Thanksgiving 2000: giving thanks




In November the lower reservoir had frozen, and it was roaring for days. Sometimes the ice popped loudly; sometimes it moaned and murmured. On this day it was singing, booming and warbling for seconds at a time. I talked to the Farm Manager a few minutes when he came by. I'd been walking the Valley every day for years, and no one thought anything of me being alone and out of sight. After he left, I went out on the pier to be surrounded by the sound of the pond.

I stepped off the pier toward the overgrown willows, and just grabbed one as I fell straight down. It snapped in my hand with the crack of a gunshot; the whole world jerked up hard. "God, you're going to have to get me out of this" I said before I felt the water. It burned. I couldn't touch the bottom.

And then I was lying facedown on the pier, my clothes soaking but my hair dry. I just lay there a bit, and then realized my leather jacket was starting to freeze. So I got up and walked back to my house, encountering no one. At home I took a hot shower, put on my bonepile socks, and crawled under the covers to sleep off the shock. When my husband came home from teaching, I had already mopped up the melt and spread my Leatherman to dry.

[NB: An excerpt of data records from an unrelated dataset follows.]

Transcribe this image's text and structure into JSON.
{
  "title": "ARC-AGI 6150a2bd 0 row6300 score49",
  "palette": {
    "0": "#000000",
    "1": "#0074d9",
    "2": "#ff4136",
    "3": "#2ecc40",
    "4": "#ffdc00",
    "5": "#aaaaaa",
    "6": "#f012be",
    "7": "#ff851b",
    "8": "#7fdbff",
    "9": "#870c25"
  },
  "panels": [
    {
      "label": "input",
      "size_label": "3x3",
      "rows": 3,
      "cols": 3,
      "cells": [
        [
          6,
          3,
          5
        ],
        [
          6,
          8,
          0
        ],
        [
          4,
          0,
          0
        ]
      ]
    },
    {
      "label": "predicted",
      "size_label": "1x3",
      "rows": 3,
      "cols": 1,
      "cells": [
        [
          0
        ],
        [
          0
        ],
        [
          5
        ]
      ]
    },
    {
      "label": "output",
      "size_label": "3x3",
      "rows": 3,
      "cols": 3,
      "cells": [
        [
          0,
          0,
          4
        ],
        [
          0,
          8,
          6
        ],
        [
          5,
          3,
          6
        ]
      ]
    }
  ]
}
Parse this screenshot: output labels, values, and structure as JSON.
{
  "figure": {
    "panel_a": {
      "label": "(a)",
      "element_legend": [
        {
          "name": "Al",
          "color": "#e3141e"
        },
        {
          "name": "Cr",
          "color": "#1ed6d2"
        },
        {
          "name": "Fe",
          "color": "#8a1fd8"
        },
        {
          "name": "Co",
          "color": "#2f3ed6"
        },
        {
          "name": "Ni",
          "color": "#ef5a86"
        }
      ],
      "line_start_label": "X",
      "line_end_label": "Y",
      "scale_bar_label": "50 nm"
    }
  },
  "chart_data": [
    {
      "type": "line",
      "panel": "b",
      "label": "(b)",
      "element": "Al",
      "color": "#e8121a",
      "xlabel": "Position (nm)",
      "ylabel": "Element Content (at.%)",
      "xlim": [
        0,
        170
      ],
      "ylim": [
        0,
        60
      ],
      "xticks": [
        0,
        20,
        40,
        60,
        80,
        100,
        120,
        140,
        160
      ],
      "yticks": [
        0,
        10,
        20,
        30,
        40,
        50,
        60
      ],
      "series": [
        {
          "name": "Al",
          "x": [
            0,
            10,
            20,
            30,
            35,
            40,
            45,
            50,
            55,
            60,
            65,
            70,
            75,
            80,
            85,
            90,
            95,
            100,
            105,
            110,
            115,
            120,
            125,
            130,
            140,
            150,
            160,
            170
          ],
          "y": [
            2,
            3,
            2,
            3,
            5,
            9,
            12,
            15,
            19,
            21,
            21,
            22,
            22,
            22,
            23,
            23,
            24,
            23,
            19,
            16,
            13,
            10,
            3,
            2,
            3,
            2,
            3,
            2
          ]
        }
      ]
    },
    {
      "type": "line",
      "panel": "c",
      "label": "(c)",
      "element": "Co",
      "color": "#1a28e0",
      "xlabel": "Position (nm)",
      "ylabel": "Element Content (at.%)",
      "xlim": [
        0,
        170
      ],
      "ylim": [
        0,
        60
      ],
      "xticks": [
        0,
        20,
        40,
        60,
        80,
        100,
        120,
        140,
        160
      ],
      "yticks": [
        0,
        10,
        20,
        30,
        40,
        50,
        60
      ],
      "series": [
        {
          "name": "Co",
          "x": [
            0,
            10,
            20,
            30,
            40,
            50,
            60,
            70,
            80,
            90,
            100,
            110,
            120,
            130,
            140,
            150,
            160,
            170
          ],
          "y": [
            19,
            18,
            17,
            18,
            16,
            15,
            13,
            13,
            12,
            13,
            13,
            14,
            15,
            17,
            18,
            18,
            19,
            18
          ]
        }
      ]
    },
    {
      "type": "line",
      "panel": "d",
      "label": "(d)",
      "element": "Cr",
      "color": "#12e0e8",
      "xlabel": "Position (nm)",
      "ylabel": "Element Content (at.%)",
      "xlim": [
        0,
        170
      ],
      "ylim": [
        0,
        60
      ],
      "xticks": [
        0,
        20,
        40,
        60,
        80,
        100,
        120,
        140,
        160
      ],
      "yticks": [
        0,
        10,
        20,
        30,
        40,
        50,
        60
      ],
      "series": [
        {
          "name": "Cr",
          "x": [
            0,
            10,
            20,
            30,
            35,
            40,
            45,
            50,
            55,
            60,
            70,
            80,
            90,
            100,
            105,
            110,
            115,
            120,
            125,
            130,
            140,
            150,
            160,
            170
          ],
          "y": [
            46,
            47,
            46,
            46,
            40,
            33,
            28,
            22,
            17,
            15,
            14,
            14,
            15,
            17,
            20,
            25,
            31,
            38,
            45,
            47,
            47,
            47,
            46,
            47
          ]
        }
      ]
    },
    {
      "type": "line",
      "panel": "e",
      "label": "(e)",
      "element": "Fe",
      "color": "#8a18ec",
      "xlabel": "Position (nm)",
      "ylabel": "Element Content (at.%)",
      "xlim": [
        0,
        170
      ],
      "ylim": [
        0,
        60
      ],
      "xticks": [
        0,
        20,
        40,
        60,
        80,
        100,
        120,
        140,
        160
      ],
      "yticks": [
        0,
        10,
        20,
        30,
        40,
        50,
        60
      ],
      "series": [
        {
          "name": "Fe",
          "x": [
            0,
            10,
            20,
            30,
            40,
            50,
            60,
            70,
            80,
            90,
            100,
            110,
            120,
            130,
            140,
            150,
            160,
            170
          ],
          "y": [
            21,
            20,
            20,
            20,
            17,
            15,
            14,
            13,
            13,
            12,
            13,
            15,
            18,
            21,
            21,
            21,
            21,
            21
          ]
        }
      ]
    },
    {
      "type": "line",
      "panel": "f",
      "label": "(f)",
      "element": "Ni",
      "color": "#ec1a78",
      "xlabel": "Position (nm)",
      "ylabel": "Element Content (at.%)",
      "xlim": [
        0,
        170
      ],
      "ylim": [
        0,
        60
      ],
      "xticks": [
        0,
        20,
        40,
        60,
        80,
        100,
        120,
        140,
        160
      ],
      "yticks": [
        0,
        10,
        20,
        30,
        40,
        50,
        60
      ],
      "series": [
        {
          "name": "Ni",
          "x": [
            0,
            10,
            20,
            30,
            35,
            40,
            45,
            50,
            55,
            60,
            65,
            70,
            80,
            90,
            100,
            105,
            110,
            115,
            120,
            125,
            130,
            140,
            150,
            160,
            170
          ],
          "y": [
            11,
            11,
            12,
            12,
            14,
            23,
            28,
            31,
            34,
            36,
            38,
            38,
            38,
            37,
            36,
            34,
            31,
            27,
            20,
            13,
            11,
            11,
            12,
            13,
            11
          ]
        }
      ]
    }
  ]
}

At dinner that night the ranch manager's wife sat down across from me and waited. So I told her, as custom demanded. And she didn't say anything, which I took to be a compliment, in that she trusted me to draw the right conclusions on my own. Then over dinner we talked about calving season. The farm manager talked to me, distraught; later, his wife, too. She said, "God sent his angel to get you out."

The next afternoon I dressed in bonepile clothes and helped slaughter Tom Hudgens' flock of red turkeys for their appointment with the new turkey fryer. Parents of a student had taught me to draw birds at his graduation. I had taught some of the new students, 'though not the one who cut the turkeys' throats.

It was an extraordinary meal, and no menu recitation could do it justice. It was baroque and astonishing: dessert rode out with the Valkyries. My husband had to leave for a funeral, so I ate the orgiastic feast with a Mennonite family. During dinner I learned my student wasn't wearing the Leatherman his younger brother gave him, but the one worn by the student who had died. Their mother asked me, "how do you deal with living in a men's college?" Her older son smiled down at his pie, because he knew the answer but had never heard me say it.

*****
Months later, one of our harrowed alumni came straight home to Deep Springs. I met him on the porch of my house with bottles of his favorite beer, and listened to his tale of malaria and dengue fever. He said he lost his Leatherman right after he got there, stranded and broke in Nairobi. When he stopped, I told him:

"Well, I did something really stupid while you were gone. You remember your Public Speaking story about almost drowning in Alaska? While the lower rez was frozen, I decided to take a walk, and fell through the ice. I remember falling, and the cold of the water, but I don't remember getting out. Walking home, I could feel my clothes freezing, my big leather jacket freezing, and I thanked God for everything--for my freezing clothes, for the sand, for how beautiful the sage brush was. There was no fear, no confusion, just gratitude and knowing I had to keep moving."

I took a sip of beer. I hate beer.

"A couple of days later, I saw that the backs of my thighs had a black and blue line of huge bruises, where I struck the ice going down. If I had hit my head rather than my legs, I'd have been unconscious when I went into the water."

He said my name softly, and we finished our Shiners in silence on the swing.

Then we went to the boarding house and scrounged a plate of leftover Moroccan chicken, and I sat with him at the picnic table while he wept in gratitude for the first meat he'd eaten in months.